There's a weird insistence (especially here on HN) that if blockchain isn't doing something that can't be done in another way then it is useless.
In reality just doing normal, established processes in a distributed way often is the value-add. See decentralized finance[0]. All these tools and primitives exist in traditional finance, but when it's decentralized all market participants can get a cut of the rewards instead of just the big banks.
A more recent AWS-like example is Internet Computer[1]. A more open way to on-board data centers and build distributed apps. Could it be done in a centralized way? Yes, of course. Is it more fair and open if it's decentralized? Also yes.
The only interesting aspect of blockchain is decentralized trust - trust being the key part. If you don't need decentralized trust you don't need blockchain. And outside of a global currency, there isn't much that needs that.
DeFi is just unregulated speculation / ponzi schemes. People came up with new systems (supposedly faster than bitcoin) to send currency back and forth. People are flocking to it hoping to get rich quick, but it doesn't actually deliver anything novel outside of not being regulated.
Internet Computer would be cool if it was actually decentralized. But it's not:
> The Internet Computer hosts its own governance system, called the "Network Nervous System" (NNS). In order for a data center to provide compute capacity to the Internet Computer network, it must acquire a DcID (Data Center ID) by making an application to the governance system
And unfortunately making a decentralized version of what Internet Computer wants to do is _very_ hard (maybe impossible).
So many of the newer "blockchain" tech is considered useless is because, like Internet Computer, they cheat and introduce centralization because of the technical limitations of being decentralized. BNB/BSC is a huge example of this (one of the major new "defi" networks).
I can be a market maker for an exchange with just $100... not sure how that isn't anything new. I can get a flash loan for $10,000,000 with zero credit to profit off of arbitrage opportunities. Yes, this is all focused on money but nothing to do with speculation or ponzi schemes.
DeFi is sort of billed as an "internet of money," so it makes sense that it's focused on financial systems. Unfortunately many do just dump their life savings and hope to get rich quick. A similar thing happened during the dot com boom in the traditional markets. I imagine a lot of this will settle over time (and there will still be scams and pump and dumps, just as there are in penny stocks / the wider internet in general).
As for Internet Computer, the application to the governance system is decentralized and votes are made by token holders on-chain. It's decentralized in that the votes are open and auditable.
BSC sucks, agree with you there but they're far from the norm. I'm really just shocked that there's so little interest in the tech behind all the protocols here given the wider hacker ethos.
I agree with you that the only interesting aspect of blockchain is decentralized trust. But decentralized trust is a big thing. It is actually such a massive thing and people will sooner or later realize that. The magnitude of this thing is actually on a level of invention of democracy in social systems. It will change everything. And the application of decentralized trust (read - institution-less systems) goes far beyond decentralized finance.

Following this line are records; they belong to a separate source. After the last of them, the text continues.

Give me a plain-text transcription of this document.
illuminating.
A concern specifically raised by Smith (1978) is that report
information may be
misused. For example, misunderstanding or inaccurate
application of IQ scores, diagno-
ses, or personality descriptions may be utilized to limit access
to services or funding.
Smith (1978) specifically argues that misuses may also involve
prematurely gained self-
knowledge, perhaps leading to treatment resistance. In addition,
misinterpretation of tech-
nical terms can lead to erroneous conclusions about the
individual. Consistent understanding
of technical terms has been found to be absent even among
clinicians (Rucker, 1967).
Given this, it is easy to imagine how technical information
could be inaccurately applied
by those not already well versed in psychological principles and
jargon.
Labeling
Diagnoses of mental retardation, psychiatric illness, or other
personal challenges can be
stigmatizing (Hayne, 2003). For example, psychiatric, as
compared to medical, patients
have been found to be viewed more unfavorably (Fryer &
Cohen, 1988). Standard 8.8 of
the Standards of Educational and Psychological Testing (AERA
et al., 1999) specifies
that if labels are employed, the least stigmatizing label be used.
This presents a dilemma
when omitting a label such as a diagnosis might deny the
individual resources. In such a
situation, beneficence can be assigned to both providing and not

If we look at the tendency of every single centralized system or organization to end up being either sub-optimal or evil or screwing individual we really have to ask whether there isn't a better way. Consider evolution of centralized political powers, dictatorships etc., consider evolution of big tech companies like google or facebook, consider evolution of big products.

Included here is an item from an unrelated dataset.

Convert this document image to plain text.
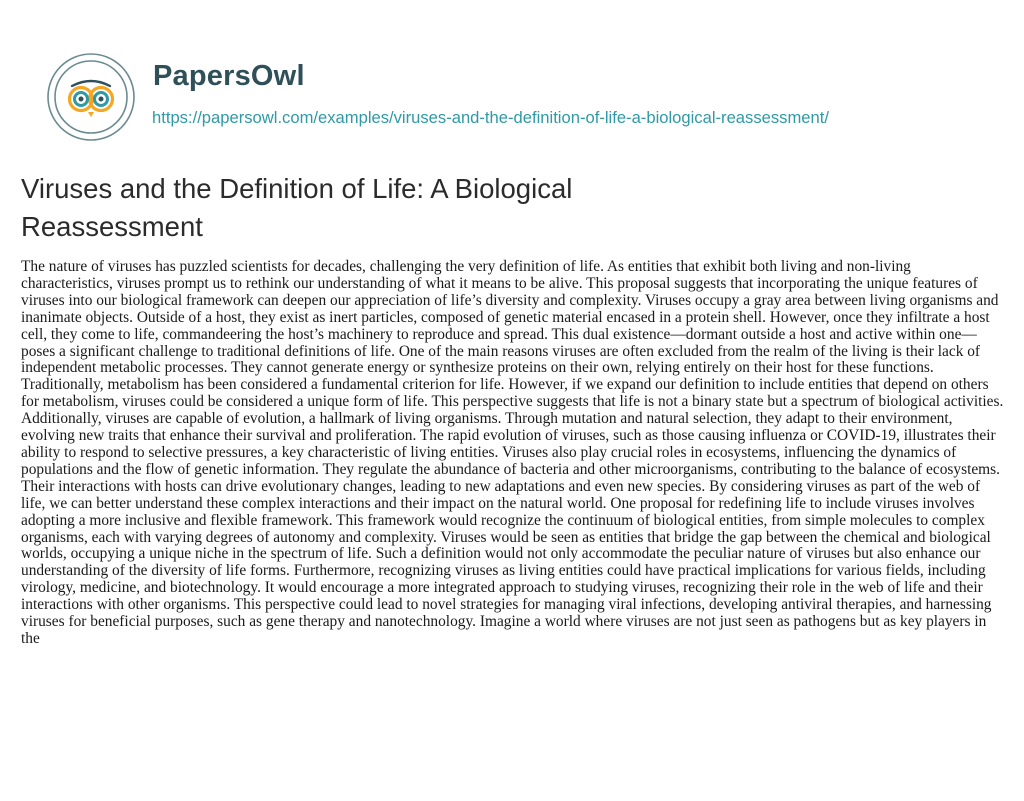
PapersOwl
https://papersowl.com/examples/viruses-and-the-definition-of-life-a-biological-reassessment/
Viruses and the Definition of Life: A Biological Reassessment

The nature of viruses has puzzled scientists for decades, challenging the very definition of life. As entities that exhibit both living and non-living characteristics, viruses prompt us to rethink our understanding of what it means to be alive. This proposal suggests that incorporating the unique features of viruses into our biological framework can deepen our appreciation of life’s diversity and complexity. Viruses occupy a gray area between living organisms and inanimate objects. Outside of a host, they exist as inert particles, composed of genetic material encased in a protein shell. However, once they infiltrate a host cell, they come to life, commandeering the host’s machinery to reproduce and spread. This dual existence—dormant outside a host and active within one—poses a significant challenge to traditional definitions of life. One of the main reasons viruses are often excluded from the realm of the living is their lack of independent metabolic processes. They cannot generate energy or synthesize proteins on their own, relying entirely on their host for these functions. Traditionally, metabolism has been considered a fundamental criterion for life. However, if we expand our definition to include entities that depend on others for metabolism, viruses could be considered a unique form of life. This perspective suggests that life is not a binary state but a spectrum of biological activities. Additionally, viruses are capable of evolution, a hallmark of living organisms. Through mutation and natural selection, they adapt to their environment, evolving new traits that enhance their survival and proliferation. The rapid evolution of viruses, such as those causing influenza or COVID-19, illustrates their ability to respond to selective pressures, a key characteristic of living entities. Viruses also play crucial roles in ecosystems, influencing the dynamics of populations and the flow of genetic information. They regulate the abundance of bacteria and other microorganisms, contributing to the balance of ecosystems. Their interactions with hosts can drive evolutionary changes, leading to new adaptations and even new species. By considering viruses as part of the web of life, we can better understand these complex interactions and their impact on the natural world. One proposal for redefining life to include viruses involves adopting a more inclusive and flexible framework. This framework would recognize the continuum of biological entities, from simple molecules to complex organisms, each with varying degrees of autonomy and complexity. Viruses would be seen as entities that bridge the gap between the chemical and biological worlds, occupying a unique niche in the spectrum of life. Such a definition would not only accommodate the peculiar nature of viruses but also enhance our understanding of the diversity of life forms. Furthermore, recognizing viruses as living entities could have practical implications for various fields, including virology, medicine, and biotechnology. It would encourage a more integrated approach to studying viruses, recognizing their role in the web of life and their interactions with other organisms. This perspective could lead to novel strategies for managing viral infections, developing antiviral therapies, and harnessing viruses for beneficial purposes, such as gene therapy and nanotechnology. Imagine a world where viruses are not just seen as pathogens but as key players in the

If blockchain provides decentralized trust this can be used for almost evertyhing. And it doesn't really mean that you will run your trustless version of AWS directly on blockchain. For many applications the blockchain is there for trust and system of economy incentives for the actors in the systems (as these two things go hand by hand). The blockchain is not there to do the "business logic"
dfinity is pretty centralized. they cut corners and basically hand-pick their mining data centers. they only qualify as "decentralized" because they work with multiple unrelated data centers. i am pretty sure multiple hard problems that they need to solve to reach true decentralization have been punted because they hand pick their miners.
also, more than decentralization, they mostly sell their dev-friendly programming model (Motoko, wasm) but a centralized version hosted by AWS would be cheaper faster better. Lunch waiting to be eaten.
most people making cloud software don't need the decentralization. Dfinity papers over this by having their president go pontificate to make it seem like the fate of the world depends on it.
They don't hand-pick miners at the end of the day- it's an on-chain vote (by token-holders and I'm sure they own a large sum so point taken).
Maybe not the best example- I'm not too familiar with the structure and they definitely over-hype everything about the project. Still the parallel is there of making a centralized thing more accessible / open to more market participants.
Exactly. Think about the downsides of online connectivity with things like say pipelines or IoT. The answer to every problem in the last 30 years has been to plug an Ethernet cable to it, and the consequences of that are coming home to roost!
The ability to have a trusted source of data to validate instructions or other content alone is very useful. Blockchain is no more “stupid” than PGP or PKI.